Organizational culture is critical to business outcomes and more than 80 percent of organizations hire specifically for culture fit. Seeing an opportunity here, tech startup Bunch wants to help companies bring more analytic rigor into how hiring managers assess job candidates for culture fit. Steve O’Hear recently profiled the startup at TechCrunch:
Specifically, by mapping company culture data against that provided by a job applicant, the idea, Bunch founder and CEO Darja Gutnick tells me, is to be able to highlight any potential cultural fit issues that can be teased out during a subsequent interview…
The way Bunch works is as follows: A company signs to the Saas and its teams take a 5-minute culture assessment, based on the O’Reilly model. Then, using the data provided, Bunch creates a culture profile for the company and each of its teams, mapped onto 6 key dimensions: Results-orientation, Adaptability, Collaborative, Detail-orientation, Principles and Customer-orientation. Every new applicant is tasked with taking an automated culture quiz that Bunch checks against the team and company profile.
Bunch’s push to put a quantitative lens on hiring for culture fit is well-intentioned. Taking a more “gut feel” approach to culture fit, as many managers currently do, can open up the organization to unconscious biases that threaten workforce diversity. There’s just one problem: Hiring for cultural fit is both more difficult and less effective than Bunch’s platform makes it look. Beyond the significant issue of bias, our research at CEB (now Gartner) shows that common strategies to change or strengthen culture by bringing in certain types of people don’t usually work.
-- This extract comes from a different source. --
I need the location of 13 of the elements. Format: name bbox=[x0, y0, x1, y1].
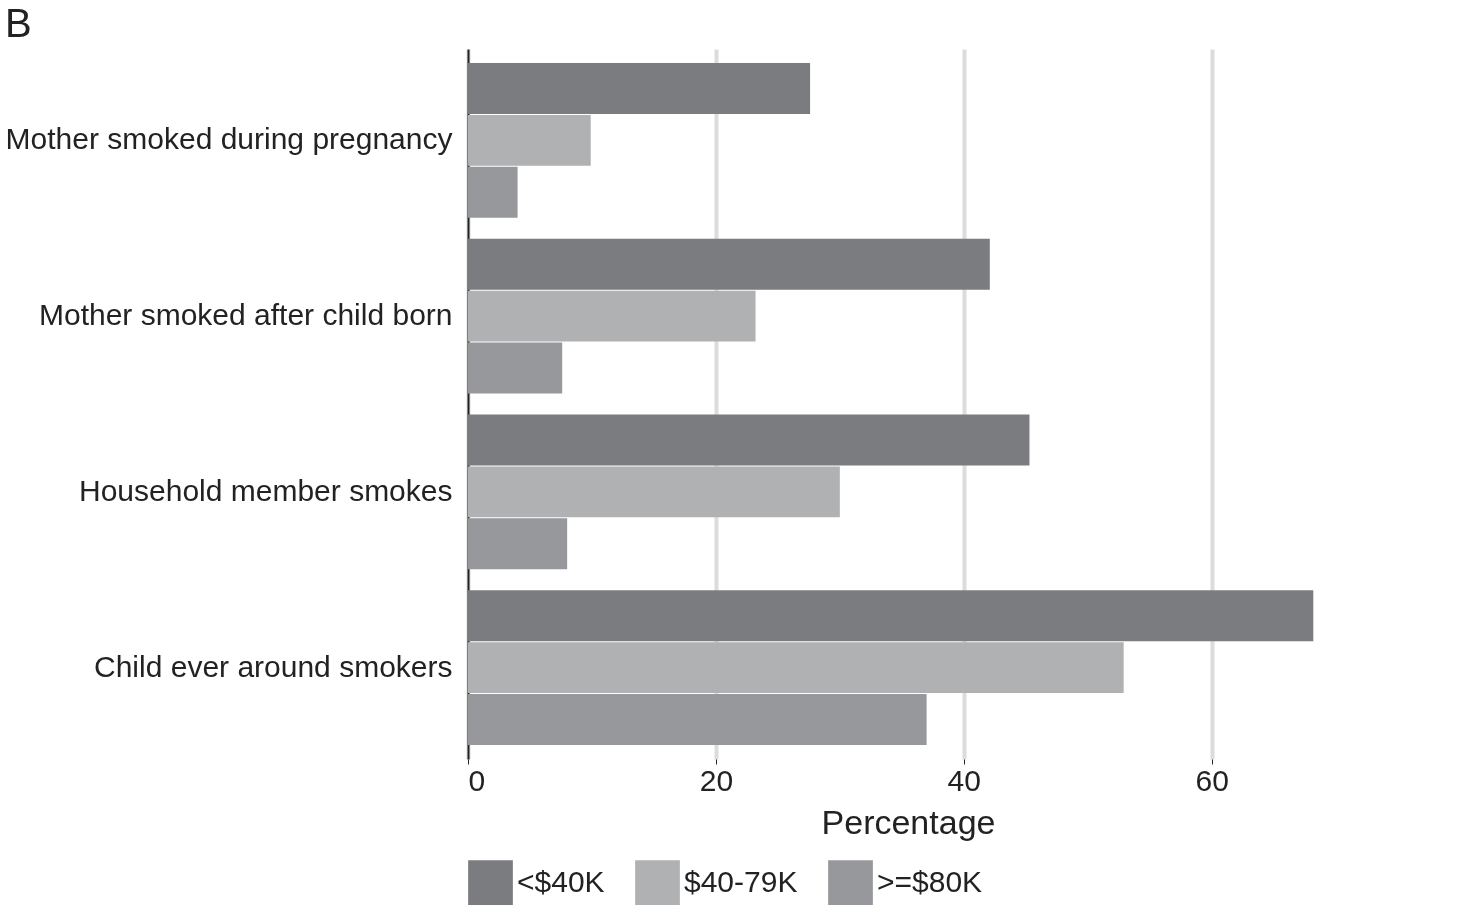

Here are three main reasons why tools like Bunch’s are unlikely to produce the results organizations are looking for:
Numerous technological tools are promising to automate recruiting with the added bonus of helping to eliminate bias from the candidate sourcing and hiring process by using artificial rather than human intelligence to make hiring decisions. AI projects like the Mya chatbot or Project Manager Tara, along with more established companies like Atlassian, SAP, and Hirevue are optimistic that their technology can remove bias, but, as Simon Chandler of Wired points out, “AI is only as good as the data that powers it,” and right now that data is filled with flaws.
There is a great risk in training algorithms with human-generated data because it could program them with the same biases they are hoping to correct. If an algorithm screens applicants based on the traits and characteristics of a company’s current high-performers, the end result will simply be an automated version of the existing biases in the recruiting process. The Atlantic profiled an illustrative example of this where tech startup Gild created a software that helped companies find programming talent. The software collected a lot of publicly-available information to determine a candidate’s likelihood for success, but some of the variables, such as an affinity for a specific website frequented by men, instilled a bias into their rankings. Though it was an indicator of success, using fans of that website as a predictive measure unfairly penalized women.
Our Diversity and Inclusion research team at CEB (now Gartner) has been looking into this challenge of algorithmic bias. Our position, which CEB Diversity and Inclusion Leadership Council members can read in full here, is that the burden of removing this bias is on the people developing the technology, not the end users on the recruiting team.